Figure 4.. Thymic interferon signaling promotes TCR repertoire diversity.

(A-B) Representative flow cytometry plots comparing murine thymocyte frequencies. (C) Frequency of mature CD4⁺SP thymocytes among total CD4SP. (D) Average CDR3 peptide read counts (normalized as counts per million) among CD4⁺ T conventional T cells (Tconv) from WT (Tclib^TgTcra^+/−) and Ifnar1^−/− (Tclib^TgTcra^+/−Ifnar1^−/−) mice. Dots are colored according to the log₁₀(FDR) value for each CDR3. Squares represent CDR3 with FDR ≤0.05 between WT and Ifnar1^−/− mice, n=5 mice per genotype. CDR3 peptide plotted below a CPM of 1 were not detected. Pie chart shows summary of DE analysis. (E) Shannon diversity (left) and species richness (right) of CDR3 peptide counts in murine CD4⁺ Tconv, n=5 mice. (F) Average CDR3 peptide read counts (normalized as counts per million) among CD4⁺ Tconv from WT (Tclib^TgTcra^+/−) and Ifnar1^−/−Ifnlr1^−/− (Tclib^TgTcra^+/− Ifnar1^−/−Ifnlr1^−/−) mice. Dots colored according to the log₁₀(FDR) value for each CDR3. Squares represent CDR3 with FDR ≤0.05 between WT and Ifnar1^−/−Ifnlr1^−/− mice, n=6 mice per genotype. CDR3 peptide plotted below a CPM of 1 were not detected. Pie chart shows summary of DE analysis. (G) Shannon diversity (left) and species richness (right) of CDR3 peptide counts in CD4⁺ murine Tconv, n=6 mice. (H) Frequency of CD5⁺TCRβ⁺CD25⁻ cleaved caspase 3⁺ CD4⁺SP murine thymocytes, n=12-27 mice per at least 2 independent experiments. (I) Violin plot from scRNAseq (Fig. 2E) showing expression of Ciita by cDC2 population (left). Ratio of geometric mean fluorescence (gMFI, right) of MHCII. Differences shown as KO/WT ratios of cell gMFI, n=4-8 mice from 2 independent experiments. (J) Ratio of numbers of CD301b⁺ cDC2, n=9-12 mice from 2 independent experiments. Statistical analysis was performed by one-way ANOVA with multiple comparison test (C, H), unpaired t-test (E, G) or one sample t and Wilcoxon test with theoretical mean 1 (I). Data are mean ± SD, *p≤0.05, **p≤0.01, ***p≤0.001, ****p≤0.0001, n.s. = not significant.

Figure 5.. Interferons Plays a Crucial Role in T_reg selection and central tolerance.

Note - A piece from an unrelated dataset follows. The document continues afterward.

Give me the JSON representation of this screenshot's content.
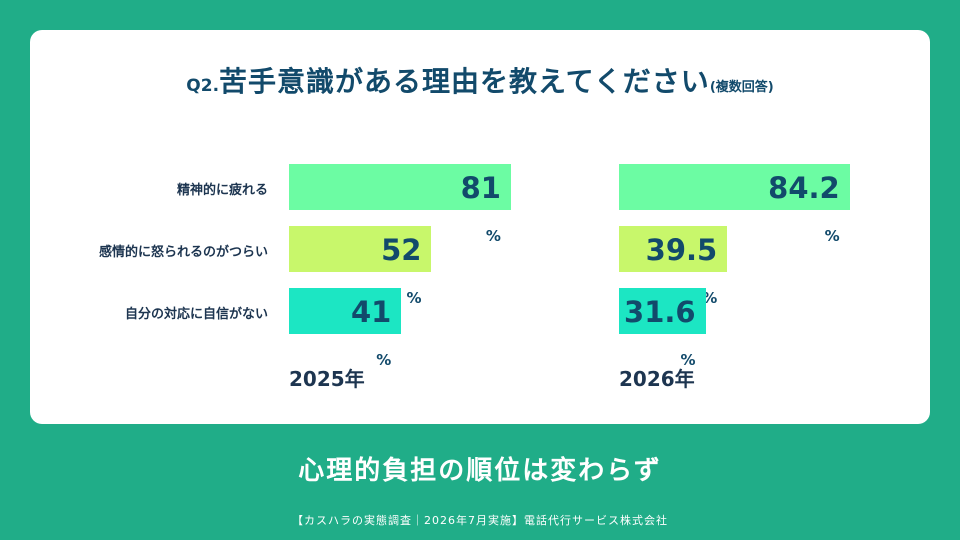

(A) Representative flow cytometry plots comparing frequency of murine T_reg cells (B) Frequency of mature (CD25⁺FOXP3⁺) T_reg cells among total murine CD4SP, n=7-23 mice from at least 3 independent experiments. (C) Average CDR3 peptide read counts (normalized as counts per million) among T_reg cells (CD4⁺CD25⁺GITR⁺) from WT (Tclib^TgTcra^+/−) and Ifnar1^−/− (Tclib^TgTcra^+/−Ifnar1^−/−) mice. Dots are colored according to the log₁₀(FDR) value for each CDR3. Squares represent CDR3 with FDR ≤0.05 between WT and Ifnar1^−/− mice, n=5 mice per genotype. CDR3 peptide plotted below a CPM of 1 were not detected. Pie chart shows summary of DE analysis. (D) Shannon diversity (left) and species richness (right) of CDR3 peptide counts in T_reg cells from WT and Ifnar1^−/− mice, n=5 mice. (E) Average CDR3 peptide read counts (normalized as counts per million) among T_reg cells from WT (Tclib^TgTcra^+/−) and Ifnar1^−/−Ifnlr1^−/− (Tclib^TgTcra^+/− Ifnar1^−/−Ifnlr1^−/−) mice. Dots are colored according to the log₁₀(FDR) value for each CDR3. Squares represent CDR3 with FDR ≤0.05 between WT and Ifnar1^−/−Ifnlr1^−/− mice, n=6 mice per genotype. CDR3 peptide plotted below a CPM of 1 were not detected. Pie chart shows summary of DE analysis. (F) Shannon diversity (left) and species richness (right) of CDR3 peptide counts in T_reg cells from WT and Ifnar1^−/−Ifnlr1^−/− mice, n=6 mice. (G) Design of experiment. (H) Quantification of CFSE dilution by flow cytometry analysis of CD4⁺ T cells isolated from WT, Ifnb1^−/−, and Aire^−/− mice intravenously transferred into the WT mice previously stimulated with PolyI:C (PI:C, 200μg) or PBS (control mice). CD4⁺ T cells were isolated from the spleen of donor mice 7 days after the transfer. T cells from Aire^−/− mice were used as positive controls, n=5-7 mice. Statistical analysis was performed by a one-way ANOVA with multiple comparison test (B, H), unpaired t-test (D, F). Data are shown as mean ± SD, *p≤0.05, **p≤0.01, ***p≤0.001, ****p≤0.0001, n.s. = not significant.